On May 20, 2013, the Company completed a follow-on offering of 9,974,985 shares of common stock at an offering price of
$50.00 per share, which included 1,301,085 shares sold in connection with the full exercise of the option to purchase additional shares
granted to the underwriters. All of the shares sold in the offering were sold by existing stockholders of the Company. No shares were
sold by the Company in the offering, and, as such, the Company did not receive any of the proceeds from such sales. Effective May
20, 2013, the Company ceased being a subsidiary of Home Holdings, as a result of the sale, by Home Holdings, of a portion of its
shares of the Company’s voting common stock, which resulted in Home Holdings owning less than a majority of the Company’s
voting common stock after such sale.
On July 17, 2013, the Company completed a second follow-on offering of 8,000,000 shares of common stock at an offering
price of $70.00 per share. On August 14, 2013, in connection with the full exercise of the option to purchase additional shares granted
to the underwriters, an additional 1,200,000 shares were sold at a price of $70.00 per share. All of the shares sold in the offering were
sold by existing stockholders of the Company. No shares were sold by the Company in the offering, and, as such, the Company did
not receive any of the proceeds from such sales.
Convertible Senior Notes
In June 2015, the Company issued in a private offering $250 million principal amount of 0.00% convertible senior notes due
2020 and, in July 2015, the Company issued an additional $50 million principal amount pursuant to the exercise of the overallotment
option granted to the initial purchasers as part of its June 2015 offering (collectively, the “2020 Notes”). In connection with the
issuance of these notes, the Company entered into convertible note hedge transactions for which it paid an aggregate amount of $68.3
million. In addition, the Company sold warrants for which it received aggregate proceeds of $30.4 million. Taken together, the
Company received total cash proceeds of $256.0 million, net of discounts upon original issuance and offering costs of $6.1 million.

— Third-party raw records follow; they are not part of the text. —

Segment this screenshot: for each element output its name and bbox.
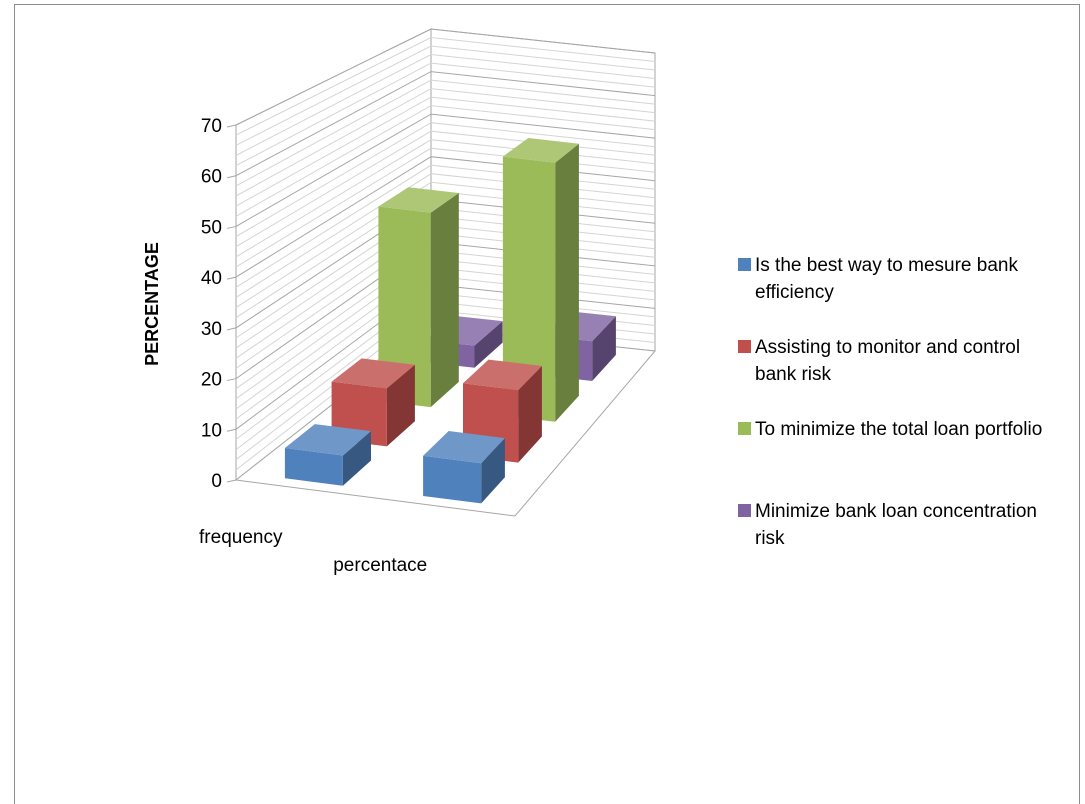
legend-swatch — [738, 340, 751, 353]
y-tick-mark — [226, 479, 237, 483]
gridline — [235, 181, 656, 309]
y-axis-title: PERCENTAGE — [142, 242, 162, 366]
bar-top — [463, 359, 542, 391]
y-tick-mark — [226, 327, 237, 331]
y-tick-label: 30 — [201, 319, 222, 340]
x-category-label: percentace — [333, 555, 427, 576]
legend-swatch — [738, 258, 751, 271]
y-tick-label: 10 — [201, 420, 222, 441]
bar-front — [378, 206, 431, 408]
legend-label: Is the best way to mesure bank efficiency — [755, 255, 1018, 303]
bar-front — [502, 156, 556, 422]
legend-label: To minimize the total loan portfolio — [755, 419, 1042, 440]
chart-bars — [284, 138, 616, 504]
y-tick-label: 60 — [201, 167, 222, 188]
y-tick-mark — [226, 124, 237, 128]
bar-top — [284, 424, 371, 456]
gridline — [235, 96, 656, 207]
gridline — [235, 164, 656, 288]
gridline — [235, 45, 656, 146]
bar-side — [474, 321, 503, 368]
y-tick-mark — [226, 175, 237, 179]
bar-top — [378, 187, 459, 213]
y-tick-label: 50 — [201, 217, 222, 238]
gridline — [235, 79, 656, 187]
y-tick-label: 0 — [211, 471, 222, 492]
bar — [284, 424, 371, 486]
legend-swatch — [738, 422, 751, 435]
gridline — [235, 147, 656, 268]
legend-swatch — [738, 504, 751, 517]
y-tick-label: 40 — [201, 268, 222, 289]
bar-front — [284, 448, 343, 486]
bar — [331, 358, 415, 447]
y-tick-label: 70 — [201, 116, 222, 137]
gridline — [235, 105, 656, 217]
legend-item: Assisting to monitor and control bank ris… — [738, 337, 1020, 385]
y-axis-ticks: 0 10 20 30 40 50 60 70 — [201, 116, 237, 492]
bar-side — [430, 193, 459, 408]
legend-item: Is the best way to mesure bank efficiency — [738, 255, 1018, 303]
gridline — [235, 156, 656, 278]
legend-item: Minimize bank loan concentration risk — [738, 501, 1037, 549]
bar-side — [518, 366, 542, 463]
bar-side — [481, 438, 505, 504]
gridline — [235, 122, 656, 238]
y-tick-label: 20 — [201, 370, 222, 391]
y-tick-mark — [226, 378, 237, 382]
gridline — [235, 53, 656, 156]
bar-side — [592, 316, 616, 381]
x-axis-categories: frequency percentace — [199, 527, 427, 576]
gridline — [235, 62, 656, 167]
x-category-label: frequency — [199, 527, 283, 548]
chart-legend: Is the best way to mesure bank efficiency… — [738, 255, 1042, 549]
y-tick-mark — [226, 276, 237, 280]
gridline — [235, 113, 656, 227]
bar-front — [423, 455, 482, 504]
legend-label: Assisting to monitor and control bank ris… — [755, 337, 1020, 385]
bar-top — [423, 431, 505, 464]
gridline — [235, 173, 656, 298]
bar — [502, 138, 579, 422]
bar — [378, 187, 459, 408]
legend-item: To minimize the total loan portfolio — [738, 419, 1042, 440]
gridline — [235, 36, 656, 136]
bar — [423, 431, 505, 504]
gridline — [235, 28, 656, 126]
gridline — [235, 139, 656, 258]
gridline — [235, 71, 656, 177]
bar-top — [502, 138, 579, 163]
bar-side — [386, 364, 415, 447]
gridline — [235, 88, 656, 197]
bar-top — [331, 358, 415, 389]
bar-side — [555, 143, 579, 422]
gridline — [235, 130, 656, 248]
bar-side — [342, 431, 371, 486]
legend-label: Minimize bank loan concentration risk — [755, 501, 1037, 549]
y-tick-mark — [226, 225, 237, 229]
y-tick-mark — [226, 428, 237, 432]
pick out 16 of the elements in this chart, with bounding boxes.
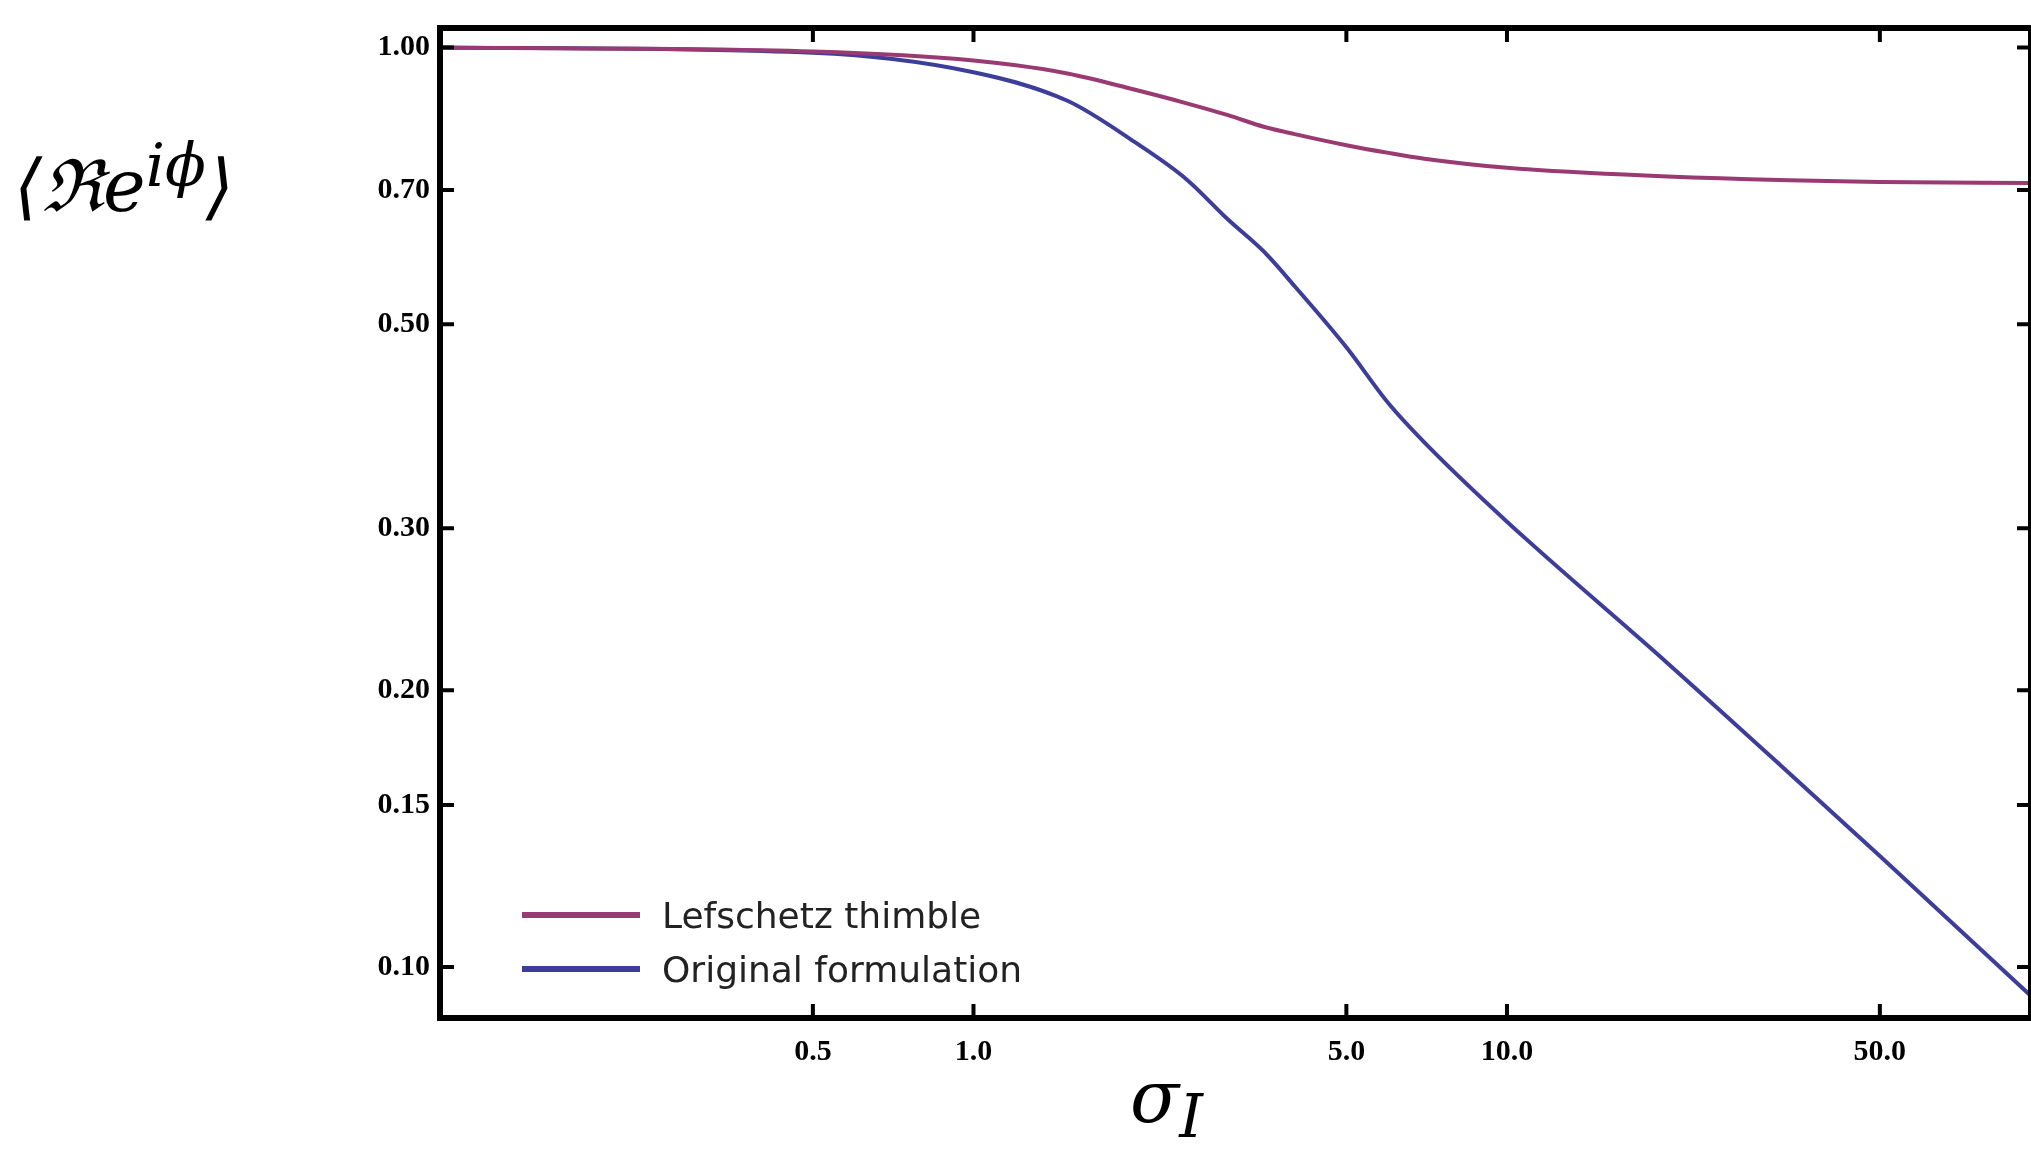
x-tick-label: 1.0	[954, 1032, 993, 1066]
y-tick-label: 0.50	[377, 305, 430, 339]
y-tick-label: 1.00	[377, 28, 430, 62]
y-tick-label: 0.10	[377, 947, 430, 981]
x-tick-label: 10.0	[1480, 1032, 1534, 1066]
x-tick-label: 5.0	[1327, 1032, 1366, 1066]
x-tick-label: 50.0	[1853, 1032, 1907, 1066]
y-axis-title: ⟨ℜe$^{iϕ}$⟩	[14, 130, 234, 230]
x-axis-title: σ$_{I}$	[1130, 1055, 1203, 1152]
y-tick-label: 0.70	[377, 170, 430, 204]
y-tick-label: 0.15	[377, 785, 430, 819]
y-tick-label: 0.20	[377, 670, 430, 704]
legend-label: Original formulation	[662, 948, 1023, 990]
y-tick-label: 0.30	[377, 509, 430, 542]
legend-label: Lefschetz thimble	[662, 894, 982, 936]
x-tick-label: 0.5	[794, 1032, 832, 1066]
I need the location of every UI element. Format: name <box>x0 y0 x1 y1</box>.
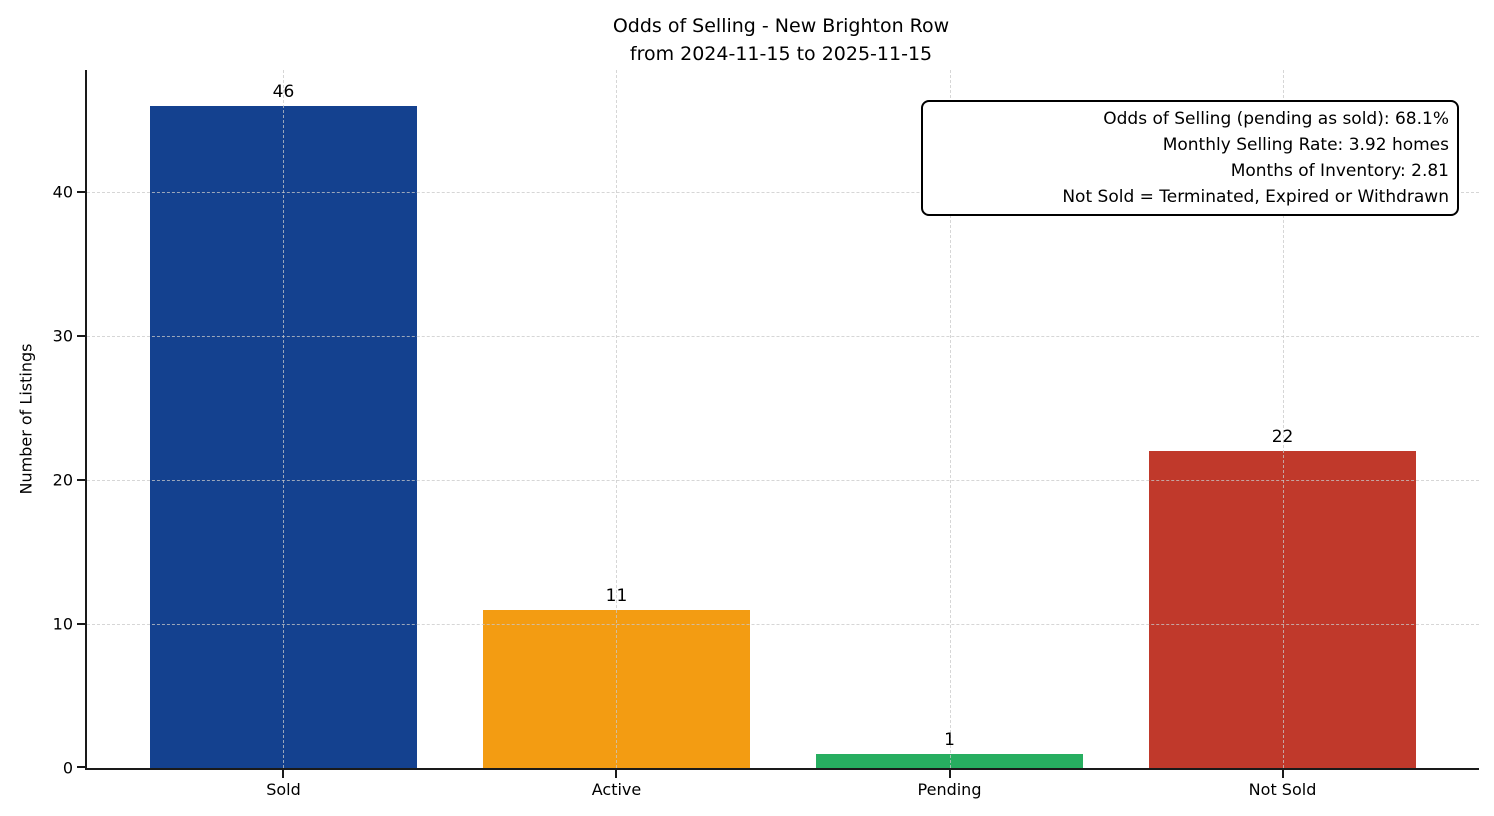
y-tick-mark <box>77 766 85 768</box>
x-tick-mark <box>1281 770 1284 778</box>
annotation-box: Odds of Selling (pending as sold): 68.1%… <box>921 100 1459 216</box>
x-tick-label: Not Sold <box>1248 780 1317 799</box>
y-tick-label: 30 <box>52 326 73 346</box>
y-tick-label: 0 <box>62 758 73 778</box>
horizontal-gridline <box>87 336 1479 338</box>
y-tick-mark <box>77 623 85 626</box>
y-tick-label: 20 <box>52 470 73 490</box>
horizontal-gridline <box>87 624 1479 626</box>
vertical-gridline <box>949 70 951 768</box>
chart-title-line1: Odds of Selling - New Brighton Row <box>612 15 950 37</box>
x-tick-mark <box>282 770 285 778</box>
y-axis-label: Number of Listings <box>16 343 36 495</box>
bar-value-label: 22 <box>1271 427 1294 448</box>
y-tick-mark <box>77 335 85 338</box>
x-tick-mark <box>615 770 618 778</box>
x-tick-label: Active <box>591 780 642 799</box>
bar-value-label: 11 <box>605 585 628 606</box>
x-tick-label: Sold <box>266 780 301 799</box>
plot-area: 0 10 20 30 40 46 Sold 11 Active 1 Pending 22 Not Sol… <box>53 70 1479 799</box>
y-tick-label: 10 <box>52 614 73 634</box>
x-tick-label: Pending <box>917 780 982 799</box>
annotation-line-odds: Odds of Selling (pending as sold): 68.1% <box>1103 109 1449 129</box>
vertical-gridline <box>616 70 618 768</box>
horizontal-gridline <box>87 480 1479 482</box>
y-tick-mark <box>77 191 85 194</box>
annotation-line-not-sold-def: Not Sold = Terminated, Expired or Withdr… <box>1062 187 1449 207</box>
bar-value-label: 1 <box>944 729 955 750</box>
y-tick-label: 40 <box>52 182 73 202</box>
y-tick-mark <box>77 479 85 482</box>
chart-title-line2: from 2024-11-15 to 2025-11-15 <box>629 43 933 65</box>
horizontal-gridline <box>87 192 1479 194</box>
bar-value-label: 46 <box>272 81 295 102</box>
chart-title: Odds of Selling - New Brighton Row from … <box>85 12 1477 68</box>
annotation-line-selling-rate: Monthly Selling Rate: 3.92 homes <box>1162 135 1449 155</box>
vertical-gridline <box>1282 70 1284 768</box>
annotation-line-inventory: Months of Inventory: 2.81 <box>1230 161 1449 181</box>
x-tick-mark <box>948 770 951 778</box>
vertical-gridline <box>283 70 285 768</box>
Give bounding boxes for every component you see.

Refer to Note 9—Convertible Senior Notes.
In June 2014, the Company issued $350 million principal amount of 0.00% convertible senior notes due 2019 in a private
offering. In connection with the issuance of these notes, the Company entered into convertible note hedge transactions for which it
paid an aggregate $73.3 million. In addition, the Company sold warrants for which it received aggregate proceeds of $40.4 million.
Taken together, the Company received total cash proceeds of $311.7 million, net of the initial purchasers’ discounts and commissions
and offering costs of $5.4 million. Refer to Note 9—Convertible Senior Notes.